On January 27, Kimi, a leading AI technology company and a Sky9 Capital portfolio company, announced the open-source release of its Kimi K2.5, the most powerful open-source model to date.
Kimi K2.5 builds on Kimi K2 with continued pretraining over approximately 15T mixed visual and text tokens. Built as a native multimodal model, K2.5 delivers state-of-the-art coding and vision capabilities and a self-directed agent swarm paradigm.
For complex tasks, Kimi K2.5 can self-direct an agent swarm with up to 100 sub-agents, executing parallel workflows across up to 1,500 tool calls. Compared with a single-agent setup, this reduces execution time by up to 4.5x. The agent swarm is automatically created and orchestrated by Kimi K2.5 without any predefined subagents or workflow.


Coding with Vision
Kimi K2.5 is the strongest open-source model to date for coding, with particularly strong capabilities in front-end development
K2.5 can turn simple conversations into complete front-end interfaces, implementing interactive layouts and rich animations such as scroll-triggered effects.

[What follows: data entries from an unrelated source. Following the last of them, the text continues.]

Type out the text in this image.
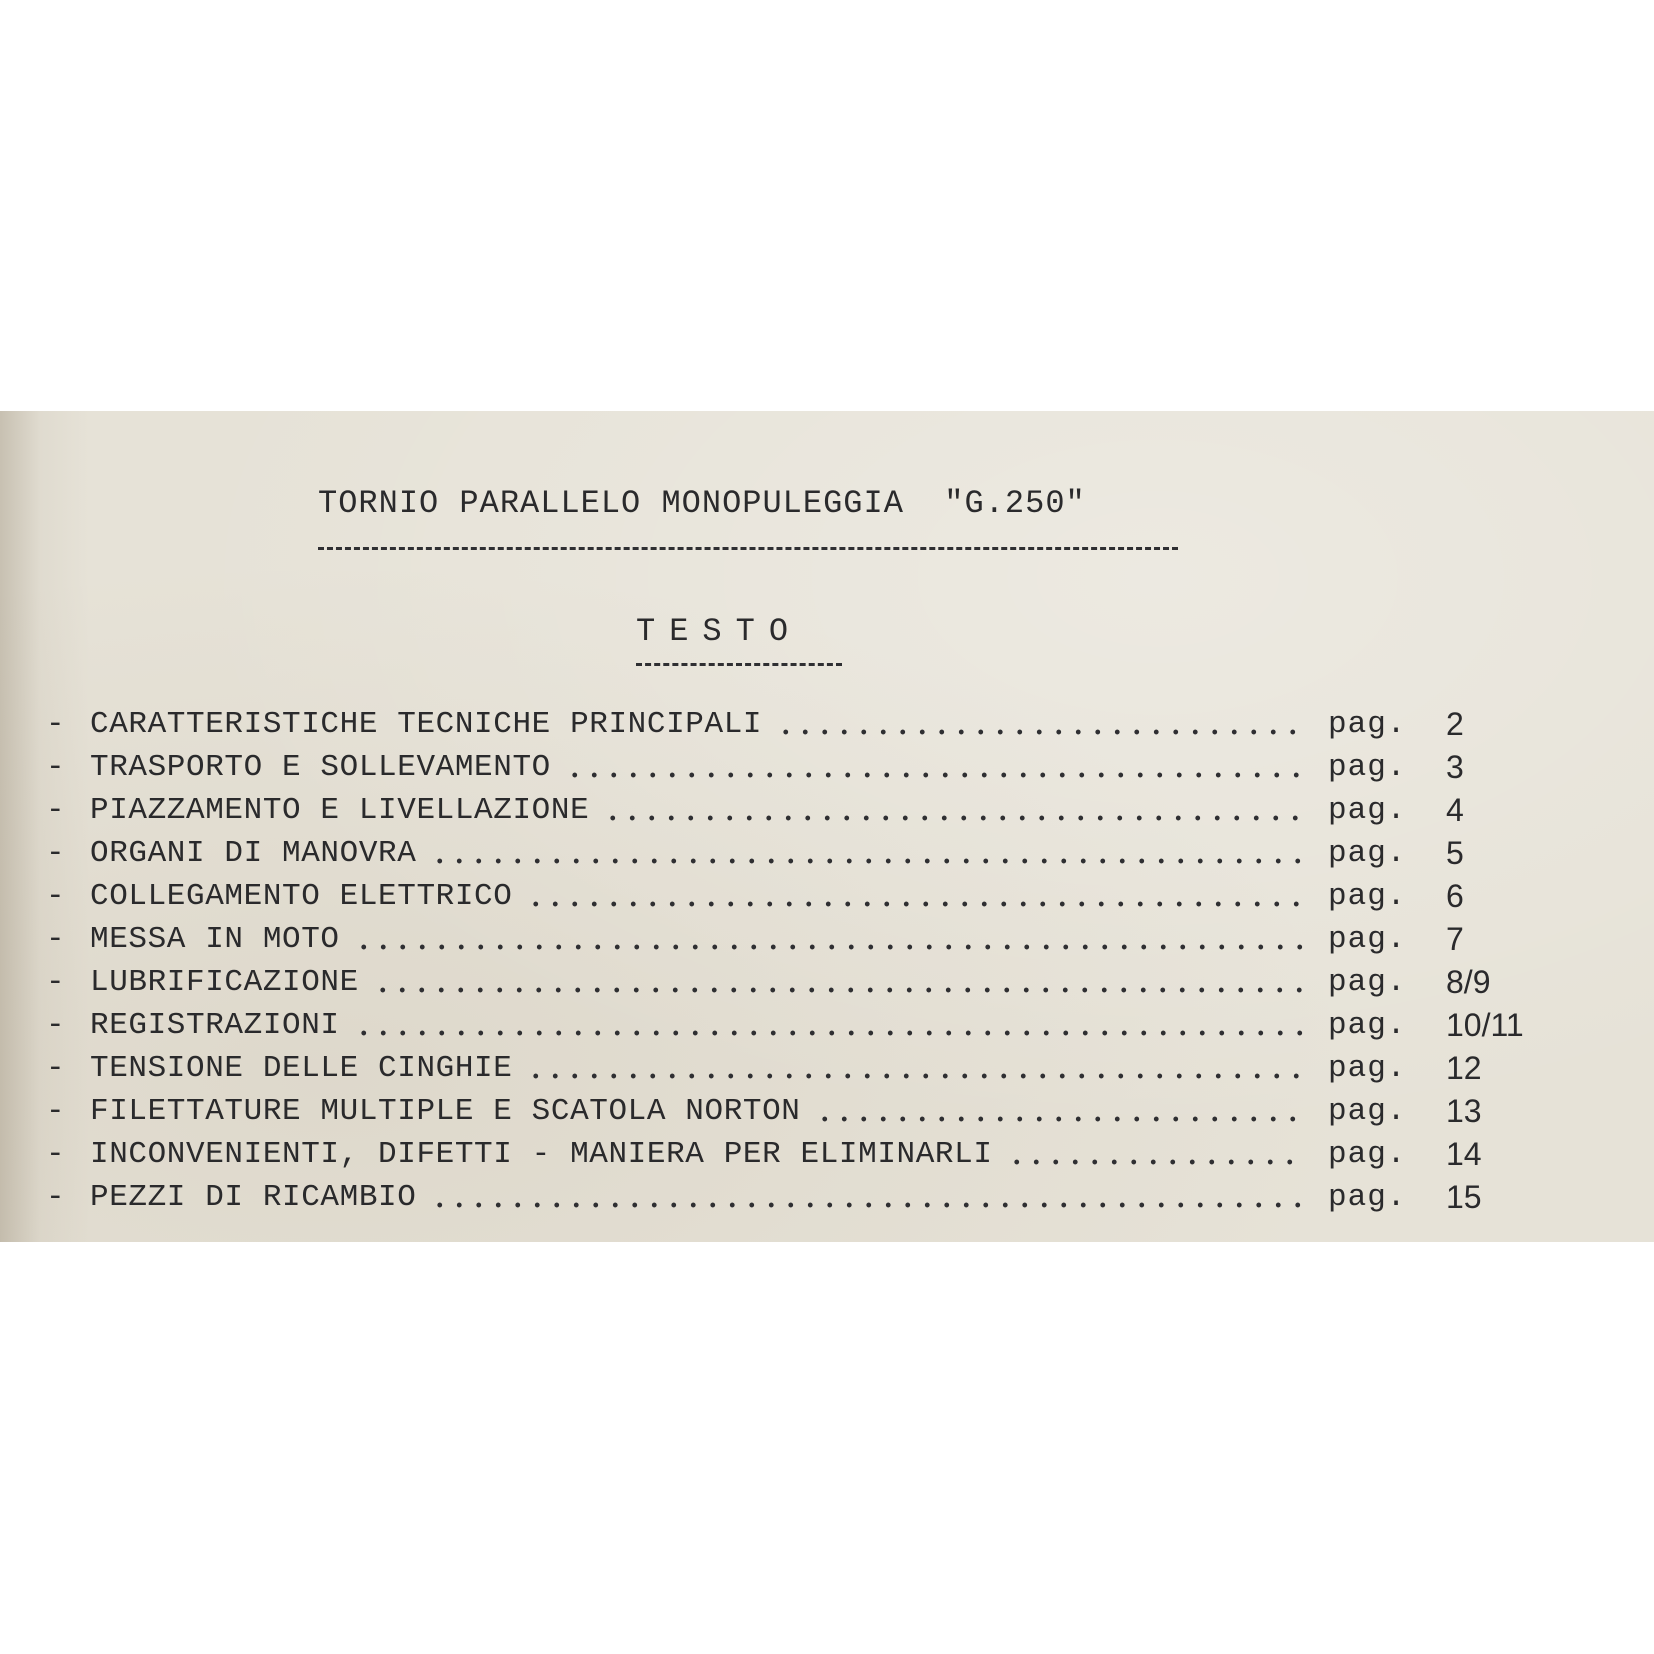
TORNIO PARALLELO MONOPULEGGIA  "G.250"
TESTO
- CARATTERISTICHE TECNICHE PRINCIPALI	pag.	2
- TRASPORTO E SOLLEVAMENTO	pag.	3
- PIAZZAMENTO E LIVELLAZIONE	pag.	4
- ORGANI DI MANOVRA	pag.	5
- COLLEGAMENTO ELETTRICO	pag.	6
- MESSA IN MOTO	pag.	7
- LUBRIFICAZIONE	pag.	8/9
- REGISTRAZIONI	pag.	10/11
- TENSIONE DELLE CINGHIE	pag.	12
- FILETTATURE MULTIPLE E SCATOLA NORTON	pag.	13
- INCONVENIENTI, DIFETTI - MANIERA PER ELIMINARLI	pag.	14
- PEZZI DI RICAMBIO	pag.	15
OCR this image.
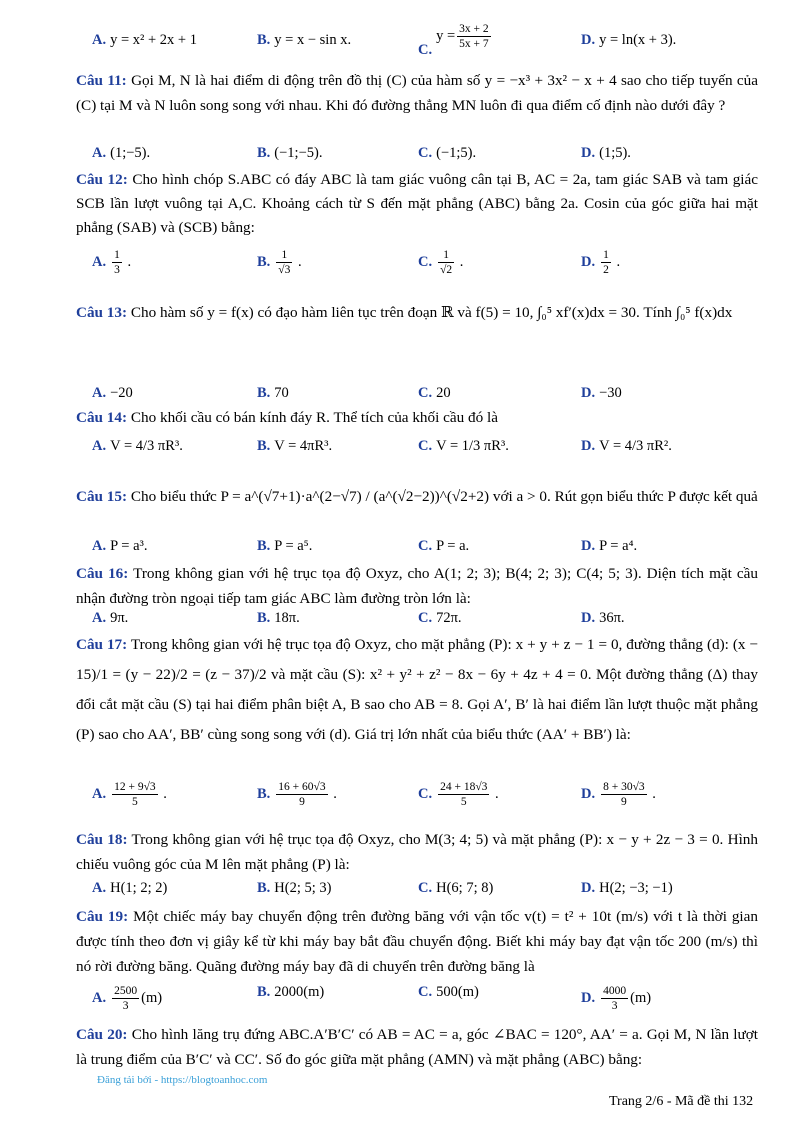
A. y = x² + 2x + 1	B. y = x − sin x.
$C.y = \frac{3x + 2}{5x + 7}$	D. y = ln(x + 3).
Câu 11: Gọi M, N là hai điểm di động trên đồ thị (C) của hàm số y = −x³ + 3x² − x + 4 sao cho tiếp tuyến của (C) tại M và N luôn song song với nhau. Khi đó đường thẳng MN luôn đi qua điểm cố định nào dưới đây ?
A. (1;−5).	B. (−1;−5).	C. (−1;5).	D. (1;5).
Câu 12: Cho hình chóp S.ABC có đáy ABC là tam giác vuông cân tại B, AC = 2a, tam giác SAB và tam giác SCB lần lượt vuông tại A,C. Khoảng cách từ S đến mặt phẳng (ABC) bằng 2a. Cosin của góc giữa hai mặt phẳng (SAB) và (SCB) bằng:
A. $\frac{1}{3}$ .	B. $\frac{1}{√3}$ .	C. $\frac{1}{√2}$ .	D. $\frac{1}{2}$ .
Câu 13: Cho hàm số y = f(x) có đạo hàm liên tục trên đoạn ℝ và f(5) = 10, ∫₀⁵ xf′(x)dx = 30. Tính ∫₀⁵ f(x)dx
A. −20	B. 70	C. 20	D. −30
Câu 14: Cho khối cầu có bán kính đáy R. Thể tích của khối cầu đó là
A. V = 4/3 πR³.	B. V = 4πR³.	C. V = 1/3 πR³.	D. V = 4/3 πR².
Câu 15: Cho biểu thức P = a^(√7+1)·a^(2−√7) / (a^(√2−2))^(√2+2) với a > 0. Rút gọn biểu thức P được kết quả
A. P = a³.	B. P = a⁵.	C. P = a.	D. P = a⁴.
Câu 16: Trong không gian với hệ trục tọa độ Oxyz, cho A(1; 2; 3); B(4; 2; 3); C(4; 5; 3). Diện tích mặt cầu nhận đường tròn ngoại tiếp tam giác ABC làm đường tròn lớn là:
A. 9π.	B. 18π.	C. 72π.	D. 36π.
Câu 17: Trong không gian với hệ trục tọa độ Oxyz, cho mặt phẳng (P): x + y + z − 1 = 0, đường thẳng (d): (x − 15)/1 = (y − 22)/2 = (z − 37)/2 và mặt cầu (S): x² + y² + z² − 8x − 6y + 4z + 4 = 0. Một đường thẳng (Δ) thay đổi cắt mặt cầu (S) tại hai điểm phân biệt A, B sao cho AB = 8. Gọi A′, B′ là hai điểm lần lượt thuộc mặt phẳng (P) sao cho AA′, BB′ cùng song song với (d). Giá trị lớn nhất của biểu thức (AA′ + BB′) là:
A. $\frac{12 + 9√3}{5}$ .	B. $\frac{16 + 60√3}{9}$ .	C. $\frac{24 + 18√3}{5}$ .	D. $\frac{8 + 30√3}{9}$ .
Câu 18: Trong không gian với hệ trục tọa độ Oxyz, cho M(3; 4; 5) và mặt phẳng (P): x − y + 2z − 3 = 0. Hình chiếu vuông góc của M lên mặt phẳng (P) là:
A. H(1; 2; 2)	B. H(2; 5; 3)	C. H(6; 7; 8)	D. H(2; −3; −1)
Câu 19: Một chiếc máy bay chuyển động trên đường băng với vận tốc v(t) = t² + 10t (m/s) với t là thời gian được tính theo đơn vị giây kể từ khi máy bay bắt đầu chuyển động. Biết khi máy bay đạt vận tốc 200 (m/s) thì nó rời đường băng. Quãng đường máy bay đã di chuyển trên đường băng là
A. $\frac{2500}{3} (m)$	B. 2000(m)	C. 500(m)	D. $\frac{4000}{3} (m)$
Câu 20: Cho hình lăng trụ đứng ABC.A′B′C′ có AB = AC = a, góc ∠BAC = 120°, AA′ = a. Gọi M, N lần lượt là trung điểm của B′C′ và CC′. Số đo góc giữa mặt phẳng (AMN) và mặt phẳng (ABC) bằng:
Đăng tải bởi - https://blogtoanhoc.com
Trang 2/6 - Mã đề thi 132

Below are examples generated by K2.5 from a single prompt with image-gen tool
Beyond text prompts, K2.5 excels at coding with vision. By reasoning over images and video, K2.5 improves image/video-to-code generation and visual debugging, lowering the barrier for users to express intent visually.
Here is an example of K2.5 reconstructing a website from video:
This capability stems from massive-scale vision-text joint pre-training. At scale, the trade-off between vision and text capabilities disappears — they improve in unison.
K2.5 excels in real-world software engineering tasks. Evaluated using Kimi Code Bench, Kimi’s internal coding benchmark covering diverse end-to-end tasks — from building to debugging, refactoring, testing, and scripting — across multiple programming languages, K2.5 shows consistent and meaningful improvements over K2 across task types.

To try out K2.5’s agentic coding capabilities, K2.5 Agent offers a set of preconfigured tools for immediate, hands-on experiences. For software engineering use cases, users can pair Kimi K2.5 with Kimi’s new coding product, Kimi Code.
Kimi Code works in user’s terminal and can be integrated with various IDEs including VSCode, Cursor, Zed, etc. Kimi Code is open-sourced and supports images and videos as inputs. It also automatically discovers and migrates existing skills and MCPs into your working environment in Kimi Code.
Here’s an example using Kimi Code to translate the aesthetic of Matisse’s La Danse into the Kimi App. This demo highlights a breakthrough in autonomous visual debugging. Using visual inputs and documentation lookup, K2.5 visually inspects its own output and iterates on it autonomously. It creates an art-inspired webpage end to end:
Agent Swarm
Kimi released K2.5 Agent Swarm as a research preview, marking a shift from single-agent scaling to self-directed, coordinated swarm-like execution.
Trained with Parallel-Agent Reinforcement Learning (PARL), K2.5 learns to self-direct an agent swarm of up to 100 sub-agents, executing parallel workflows across up to 1,500 coordinated steps, without predefined roles or hand-crafted workflows.


K2.5 Agent Swarm improves performance on complex tasks through parallel, specialized execution. In an internal evaluations, it leads to an 80% reduction in end-to-end runtime while enabling more complex, long-horizon workloads, as shown below.


Office Productivity
Kimi K2.5 brings agentic intelligence into real-world knowledge work.
K2.5 Agent can handle high-density, large-scale office work end to end. It reasons over large, high-density inputs, coordinates multi-step tool use, and delivers expert-level outputs: documents, spreadsheets, PDFs, and slide decks—directly through conversation.
With a focus on real-world professional tasks, Kimi designed two internal expert productivity benchmarks. The AI Office Benchmark evaluates end-to-end Office output quality, while the General Agent Benchmark measures multi-step, production-grade workflows against human expert performance. Across both benchmarks, K2.5 shows 59.3% and 24.3% improvements over K2 Thinking, reflecting stronger end-to-end performance on real-world tasks.

K2.5 agent supports advanced tasks such as adding annotations in Word, constructing financial models with Pivot Tables, and writing LaTeX equations in PDFs, while scaling to long-form outputs like 10,000-word papers or 100-page documents.
Grounded in advances in coding with vision, agent swarms, and office productivity, Kimi K2.5 represents a meaningful step toward AGI for the open-source community, demonstrating strong capability on real-world tasks under real-world constraints. Looking ahead, we will push further into the frontier of agentic intelligence, redefining the boundaries of AI in knowledge work.